The GCC or GNU Compiler Collection is a compiler and related auxiliary tools which are used to collect different programming languages into binary and related formats. GCC has been built and is currently provided by the GNU Project. GCC is very popular in the open-source community and used by many projects like the Linux Kernel. GCC has performed a very significant role in the first two decades of the open-source movement by giving free, open-source, and effective compiler collections.

 

What are the GCC Supported Programming Languages?

GCC is an open-source and adaptable compiler collection where it supports a wide range of programming languages like below.

> C Programming Language
> C++ Programming Language
> Objective-C Programming Language
> Objective-C++ Programming Language
> Fortran Programming Language
> Ada Programming Language
> Go Programming Language
> Java Programming language

 

What are the GCC Supported Hardware Platforms and Architectures?

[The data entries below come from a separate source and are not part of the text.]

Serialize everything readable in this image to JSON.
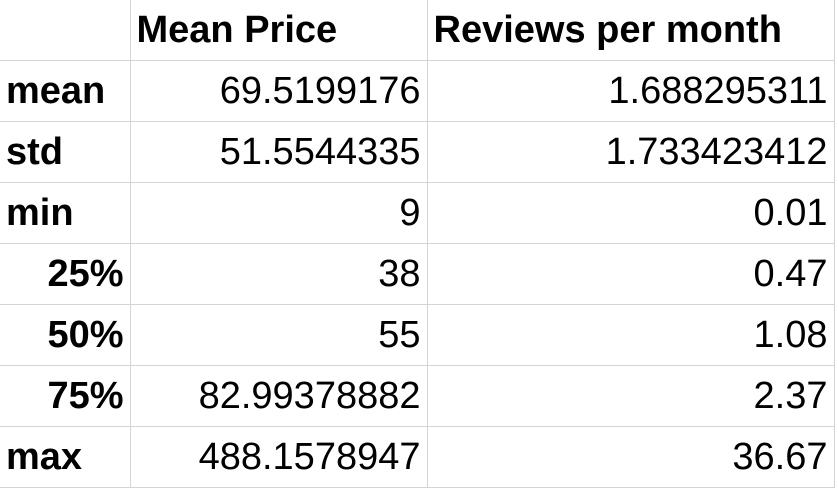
{
  "table": {
    "columns": [
      "Mean Price",
      "Reviews per month"
    ],
    "rows": [
      {
        "label": "mean",
        "values": [
          "69.5199176",
          "1.688295311"
        ]
      },
      {
        "label": "std",
        "values": [
          "51.5544335",
          "1.733423412"
        ]
      },
      {
        "label": "min",
        "values": [
          "9",
          "0.01"
        ]
      },
      {
        "label": "25%",
        "values": [
          "38",
          "0.47"
        ]
      },
      {
        "label": "50%",
        "values": [
          "55",
          "1.08"
        ]
      },
      {
        "label": "75%",
        "values": [
          "82.99378882",
          "2.37"
        ]
      },
      {
        "label": "max",
        "values": [
          "488.1578947",
          "36.67"
        ]
      }
    ]
  }
}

Below are the GCC supported different hardware platforms and architectures like below.

Alpha
ARM
IA-32
IA-64
MIPS
PowerPC
SPARC
x86-64

GCC Usage

GCC can be installed into different operating systems like Linux, Ubuntu, Fedora, CentOS, Debian, Mint, Kali, Windows, macOS, etc. But the Linux programs are the most suitable platforms where GCC is mainly stated on Linux. GCC can be installed by using installers or package managers for the supported operating systems. GCC provides a command-line mode where many choices are given to define the compiling method details. Here you can get some basic usage cases about the GCC.


# Simply compile with GCC
$ gcc helloworld.c

# Compile into an executable file named hw
$ gcc helloworld.c -o hw

# Compile multiple files
$ gcc helloworld1.c myfile.c

# Show warning messages
$ gcc -Wall helloworld.c -o hw

 

Popular GCC Compiler Options

GCC is a feature-rich compiler toolset where different options are given for various cases. GCC benefits are used to change the default compile properties. Noted some of the popular GCC compiler options here.

-c option organizes source files into object files without linking.

-Dname=value provides preprocessor macro to the collection process.

-fPIC produces position-independent code for shared archives to be done by other binaries.

-glevel generates debug data into binary which can be debugged for errors with the gdb tool.

-llib links given lib or library into the created binaries.

Ldir look in given dir for library files to be used in compile process.

-o myexe sets the created executable file as myexe.

-Olevel optimizes the code and creates optimized executables and binaries.

-shared makes shared object files for shared library.

-w disables all warning messages.

-Wall allows all notification information.

-Wextra permits additional warning messages in a more involved manner.